Сказка древнего Чиргара - страница 8




Как только Ахмед (так звали слугу, следившего за Ашуром) доложил визирю обо всем увиденном и услышанном, достопочтенный Али Паша погрузился в глубокое размышление. Есть люди, которые, напряженно думая, как бы застывают обездвиженные, и все движения происходят уже в их голове. Чаще всего такие «мыслители» склонны к полноте. Процесс в мозгу у них может как-то совмещаться с пищеварением. Рядом у ложа ценителей обволакивающей задумчивости должен стоять кишмиш, фундук, похвала и прочие стимуляторы движения мысли. Но Али Паша был не из их числа. То ли его мысли разжигали его страсть к перемещению, то ли наоборот – его мысли лучше выстраивались от движения, но, так или иначе, двигаться и думать было для него двумя вещами совместными. Может, поэтому визирь обладал поджарым и даже несколько суховатым телом. Кровь и другие жизненные соки в нем не застаивались.
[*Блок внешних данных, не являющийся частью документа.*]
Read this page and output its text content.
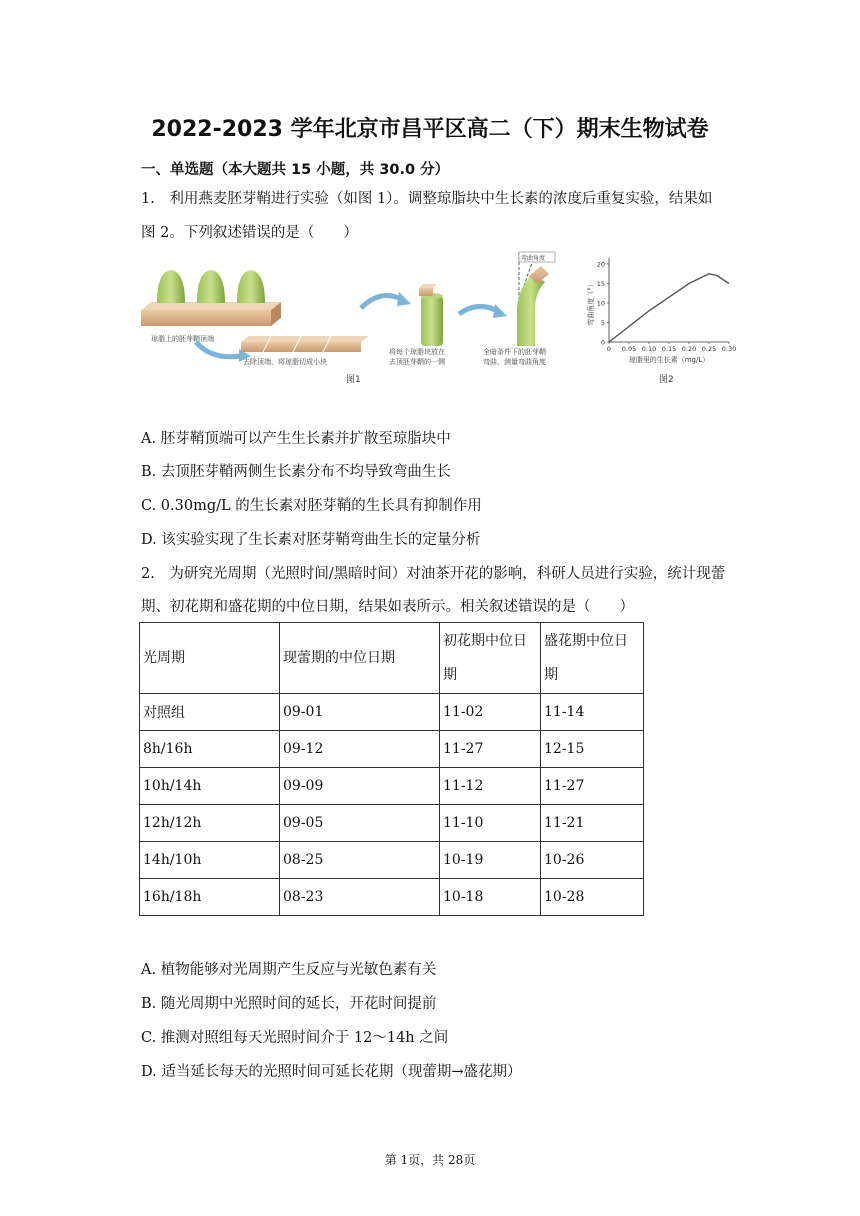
2022-2023 学年北京市昌平区高二（下）期末生物试卷
一、单选题（本大题共 15 小题，共 30.0 分）
1.　利用燕麦胚芽鞘进行实验（如图 1）。调整琼脂块中生长素的浓度后重复实验，结果如
图 2。下列叙述错误的是（　　）
琼脂上的胚芽鞘顶端
去除顶端，将琼脂切成小块
将每个琼脂块放在
去顶胚芽鞘的一侧
弯曲角度
全暗条件下的胚芽鞘
弯曲，测量弯曲角度
图1
0 0.05 0.10 0.15 0.20 0.25 0.30
0
5
10
15
20
琼脂里的生长素（mg/L）
弯曲角度（°）
图2
A. 胚芽鞘顶端可以产生生长素并扩散至琼脂块中
B. 去顶胚芽鞘两侧生长素分布不均导致弯曲生长
C. 0.30mg/L 的生长素对胚芽鞘的生长具有抑制作用
D. 该实验实现了生长素对胚芽鞘弯曲生长的定量分析
2.　为研究光周期（光照时间/黑暗时间）对油茶开花的影响，科研人员进行实验，统计现蕾
期、初花期和盛花期的中位日期，结果如表所示。相关叙述错误的是（　　）
光周期	现蕾期的中位日期	初花期中位日期	盛花期中位日期
对照组	09-01	11-02	11-14
8h/16h	09-12	11-27	12-15
10h/14h	09-09	11-12	11-27
12h/12h	09-05	11-10	11-21
14h/10h	08-25	10-19	10-26
16h/18h	08-23	10-18	10-28
A. 植物能够对光周期产生反应与光敏色素有关
B. 随光周期中光照时间的延长，开花时间提前
C. 推测对照组每天光照时间介于 12～14h 之间
D. 适当延长每天的光照时间可延长花期（现蕾期→盛花期）
第 1页，共 28页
После доклада Ахмеда он незамедлительно приказал подать ему любимого коня Беркеша, и, прогарцевав с ветерком, выехал с несколькими слугами за городские ворота, что называется, « в чисто поле», хотя ни полей, ни садов за воротами не было (песок да редкие верблюжьи колючки). Здесь мысли визиря стали выстраиваться как-то само собой.

«Аллах посылает мне избавление (почему злодеи всегда прикрываются высшим волеизъявлением, выказывая свои низкие желания?) и указывает мне путь. Я могу подать записку эмиру, и лжепринц будет уничтожен. Хотя так ли просто решение? Не полетит ли и моя голова?.. Нет,… я поступлю иначе…».

Лошади ступали неслышно по мягкому песку, а ветер приносил новый песок и смывал все следы.


Уже на следующий день всё было готово для побега. Ашур подобрал одежду для Гюзель – рубаху, штаны и остроносые башмаки со шнуровкой; не забыл и о шапке, и халате-хирке, которые носят дервиши. И шапка, и халат лучше могли скрыть девушку. Всё было готово. Но как дать знать Гюзель об этом? Неожиданная помощь пришла, откуда Ашур не мог её даже помыслить.

Поздно вечером к Ашуру явился визирь. Он был внешне спокоен. Руки его перебирали чётки. Молча поклонившись, он попросил позволения присесть (при этом лицо Али Паши выражало предел сочувствия, хотя глаза блестели как у охотника в загоне).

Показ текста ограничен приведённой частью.